Era la última gota, y en aquel momento Paula supo que no podía haber vuelta atrás. Ni tampoco hacia delante. El corazón le latía con fuerza, pero se las arregló para hablar con calma,


–¿Y qué quieres que haga, que me quede aquí encerrada mientras tú investigas a todos los que quieran verme? ¿Quieres construir barreras a mi alrededor tan altas como las que has construido a tu alrededor?


–¿Quién es la que exagera ahora? –preguntó él.


–Yo no. Pensaba que las cosas podían cambiar un poco cuando estuviéramos casados, pero en lugar de la intimidad que esperaba, solo encuentro rabia y recelo. Me das lástima, Pedro. Ver el mundo de un modo tan cínico implica que nunca serás feliz, y eso, inevitablemente, afectará a nuestras vidas.

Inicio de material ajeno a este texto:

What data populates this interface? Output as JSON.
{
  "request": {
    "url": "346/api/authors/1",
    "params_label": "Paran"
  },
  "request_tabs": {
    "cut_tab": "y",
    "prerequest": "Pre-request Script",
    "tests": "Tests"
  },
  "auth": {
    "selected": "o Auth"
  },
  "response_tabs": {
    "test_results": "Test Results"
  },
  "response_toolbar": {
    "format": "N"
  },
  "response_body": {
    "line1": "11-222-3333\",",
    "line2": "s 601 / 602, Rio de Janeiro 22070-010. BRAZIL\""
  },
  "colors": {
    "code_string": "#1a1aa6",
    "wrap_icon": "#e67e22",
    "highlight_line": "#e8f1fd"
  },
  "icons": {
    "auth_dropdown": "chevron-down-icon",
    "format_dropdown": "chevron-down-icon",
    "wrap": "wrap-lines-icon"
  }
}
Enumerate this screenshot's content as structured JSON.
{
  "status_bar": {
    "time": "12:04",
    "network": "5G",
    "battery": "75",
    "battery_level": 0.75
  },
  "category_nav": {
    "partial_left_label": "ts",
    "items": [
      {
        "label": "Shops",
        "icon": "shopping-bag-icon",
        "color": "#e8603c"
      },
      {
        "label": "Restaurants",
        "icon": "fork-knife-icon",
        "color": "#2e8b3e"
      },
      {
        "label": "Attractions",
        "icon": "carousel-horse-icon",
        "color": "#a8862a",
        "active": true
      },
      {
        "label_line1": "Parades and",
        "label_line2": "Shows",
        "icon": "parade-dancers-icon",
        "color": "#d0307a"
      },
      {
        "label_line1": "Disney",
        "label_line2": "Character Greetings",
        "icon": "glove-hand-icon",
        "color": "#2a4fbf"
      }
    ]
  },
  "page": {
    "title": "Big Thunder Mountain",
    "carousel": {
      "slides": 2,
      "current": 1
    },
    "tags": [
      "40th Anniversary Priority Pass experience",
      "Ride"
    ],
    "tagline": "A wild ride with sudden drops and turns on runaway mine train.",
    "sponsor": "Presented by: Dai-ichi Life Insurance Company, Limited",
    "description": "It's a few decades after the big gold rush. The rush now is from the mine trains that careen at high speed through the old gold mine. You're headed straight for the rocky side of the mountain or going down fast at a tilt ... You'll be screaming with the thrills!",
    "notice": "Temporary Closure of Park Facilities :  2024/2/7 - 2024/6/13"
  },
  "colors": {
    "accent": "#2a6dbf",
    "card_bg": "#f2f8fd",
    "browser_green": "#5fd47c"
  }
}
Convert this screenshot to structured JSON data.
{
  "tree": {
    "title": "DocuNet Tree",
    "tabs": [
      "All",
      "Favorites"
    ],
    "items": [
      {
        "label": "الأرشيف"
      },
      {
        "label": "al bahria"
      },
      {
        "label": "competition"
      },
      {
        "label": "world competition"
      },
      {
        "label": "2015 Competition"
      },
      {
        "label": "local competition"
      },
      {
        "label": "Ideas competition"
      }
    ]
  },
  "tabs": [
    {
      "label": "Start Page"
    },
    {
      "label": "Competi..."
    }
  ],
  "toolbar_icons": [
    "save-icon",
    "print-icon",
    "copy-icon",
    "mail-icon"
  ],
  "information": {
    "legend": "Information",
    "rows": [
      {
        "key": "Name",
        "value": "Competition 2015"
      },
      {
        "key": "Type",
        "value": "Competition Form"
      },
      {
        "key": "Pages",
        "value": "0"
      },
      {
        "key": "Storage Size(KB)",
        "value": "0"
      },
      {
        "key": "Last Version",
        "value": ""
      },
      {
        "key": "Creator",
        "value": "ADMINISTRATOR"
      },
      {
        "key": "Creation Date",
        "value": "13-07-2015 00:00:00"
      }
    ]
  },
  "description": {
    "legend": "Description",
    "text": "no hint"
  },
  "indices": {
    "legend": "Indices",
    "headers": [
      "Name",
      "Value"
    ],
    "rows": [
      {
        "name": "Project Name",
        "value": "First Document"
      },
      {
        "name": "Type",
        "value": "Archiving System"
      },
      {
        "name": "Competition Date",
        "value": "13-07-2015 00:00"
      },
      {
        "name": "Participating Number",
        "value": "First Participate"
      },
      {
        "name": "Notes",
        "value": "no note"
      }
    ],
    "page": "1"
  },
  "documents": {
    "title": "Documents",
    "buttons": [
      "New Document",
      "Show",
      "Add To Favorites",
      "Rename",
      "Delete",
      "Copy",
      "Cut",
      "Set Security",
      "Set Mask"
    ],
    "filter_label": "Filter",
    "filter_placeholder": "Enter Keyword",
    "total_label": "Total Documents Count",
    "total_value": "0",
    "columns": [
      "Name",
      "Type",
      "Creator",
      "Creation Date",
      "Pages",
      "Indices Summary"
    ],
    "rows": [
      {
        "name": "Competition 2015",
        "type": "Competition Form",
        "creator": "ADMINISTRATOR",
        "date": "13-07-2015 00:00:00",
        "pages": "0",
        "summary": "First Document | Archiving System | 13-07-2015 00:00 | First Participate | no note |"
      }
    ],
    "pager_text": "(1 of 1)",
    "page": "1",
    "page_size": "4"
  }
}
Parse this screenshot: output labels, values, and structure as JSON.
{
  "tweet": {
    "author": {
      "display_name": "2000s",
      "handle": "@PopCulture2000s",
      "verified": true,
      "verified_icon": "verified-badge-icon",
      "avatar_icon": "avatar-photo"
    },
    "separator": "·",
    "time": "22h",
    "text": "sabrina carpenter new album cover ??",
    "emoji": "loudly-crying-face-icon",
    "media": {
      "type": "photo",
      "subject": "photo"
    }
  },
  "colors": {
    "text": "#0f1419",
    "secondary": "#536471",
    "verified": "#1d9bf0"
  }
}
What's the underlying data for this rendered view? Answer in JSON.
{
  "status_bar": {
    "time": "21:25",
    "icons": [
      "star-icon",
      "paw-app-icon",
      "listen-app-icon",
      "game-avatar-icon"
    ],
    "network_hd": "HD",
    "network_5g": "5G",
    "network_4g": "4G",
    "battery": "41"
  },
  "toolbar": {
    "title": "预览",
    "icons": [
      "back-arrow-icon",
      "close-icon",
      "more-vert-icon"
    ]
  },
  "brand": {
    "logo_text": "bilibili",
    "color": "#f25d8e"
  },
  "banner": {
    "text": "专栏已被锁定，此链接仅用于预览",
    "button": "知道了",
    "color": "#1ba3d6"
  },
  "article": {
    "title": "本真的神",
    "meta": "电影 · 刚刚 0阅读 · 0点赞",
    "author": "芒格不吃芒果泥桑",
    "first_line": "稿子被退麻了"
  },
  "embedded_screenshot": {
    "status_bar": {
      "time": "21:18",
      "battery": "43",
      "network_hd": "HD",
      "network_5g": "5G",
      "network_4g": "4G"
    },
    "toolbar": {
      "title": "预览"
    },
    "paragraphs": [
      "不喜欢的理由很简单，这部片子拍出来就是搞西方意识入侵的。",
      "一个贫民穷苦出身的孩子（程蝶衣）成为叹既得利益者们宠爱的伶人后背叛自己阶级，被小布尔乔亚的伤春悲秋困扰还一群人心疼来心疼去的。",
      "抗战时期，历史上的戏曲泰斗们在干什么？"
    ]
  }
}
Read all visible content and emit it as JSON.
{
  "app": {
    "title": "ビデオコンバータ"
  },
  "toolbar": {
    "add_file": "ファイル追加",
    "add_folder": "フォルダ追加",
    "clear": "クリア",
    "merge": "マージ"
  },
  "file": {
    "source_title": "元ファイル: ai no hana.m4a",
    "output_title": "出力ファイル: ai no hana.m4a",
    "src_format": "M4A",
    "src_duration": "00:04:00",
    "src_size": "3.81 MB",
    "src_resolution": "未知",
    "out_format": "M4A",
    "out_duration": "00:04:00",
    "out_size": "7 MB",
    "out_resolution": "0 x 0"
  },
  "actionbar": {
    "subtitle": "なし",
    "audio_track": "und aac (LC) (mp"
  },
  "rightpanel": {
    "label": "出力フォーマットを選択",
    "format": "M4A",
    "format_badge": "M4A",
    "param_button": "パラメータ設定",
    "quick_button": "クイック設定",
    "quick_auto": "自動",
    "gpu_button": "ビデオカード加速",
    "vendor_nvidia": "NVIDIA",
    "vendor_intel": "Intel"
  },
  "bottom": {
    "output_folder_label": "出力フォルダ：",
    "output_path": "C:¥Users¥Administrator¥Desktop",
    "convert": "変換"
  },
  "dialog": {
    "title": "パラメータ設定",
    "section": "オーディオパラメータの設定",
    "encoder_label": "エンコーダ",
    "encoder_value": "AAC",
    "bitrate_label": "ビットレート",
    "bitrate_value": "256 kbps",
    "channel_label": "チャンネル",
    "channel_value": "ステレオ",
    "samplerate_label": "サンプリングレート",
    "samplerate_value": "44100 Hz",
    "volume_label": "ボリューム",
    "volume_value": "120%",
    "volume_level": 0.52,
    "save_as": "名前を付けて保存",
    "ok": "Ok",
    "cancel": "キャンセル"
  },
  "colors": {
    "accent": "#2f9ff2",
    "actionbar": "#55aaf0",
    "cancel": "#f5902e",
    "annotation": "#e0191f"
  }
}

Y no criaré a un hijo mío en una atmósfera así. No quiero que nuestro hijo crezca conociendo solo desconfianza y cinismo, ni que se pregunte por qué mamá y papá nunca intercambian muestras de cariño. Quiero que tenga una visión sana del mundo, y por eso me marcho.


–Inténtalo –la desafió él.


Ella asintió con amargura y lo miró a los ojos.


–¿Eso es tu modo de decir que me cortarás el dinero? ¿Vas a ser también tirano financiero además de tirano emocional? ¿De verdad irías tan lejos, después de lo que pasaste tú? Pues bien, adelante, hazlo. Pero, si lo haces, iré directamente a un abogado y pediré que consiga una orden de manutención. O venderé esto –señaló los diamantes fríos que brillaban en sus dedos y la pulsera que colgaba de su muñeca–. O esto. O, si es preciso, iré a la prensa. Sí, también haría eso. Contaría mi historia y les diría cómo ha sido estar casada con el magnate griego. Haría lo que fuera por lograr que no me quites a mi hijo, por mucho que me ofrezcas por desaparecer de tu vida. Porque ninguna cantidad de dinero podría inducirme a separarme de mi hijo.


Respiró hondo.


–Yo no soy tu madre, Pedro –declaró con pasión.


Vio que se encogía como si lo hubiera golpeado, pero ya nada podía detenerla.


–Y ahora, si me disculpas, tengo que hacer las maletas –dijo con voz temblorosa–. Y si intentas detenerme, llamaré a la policía.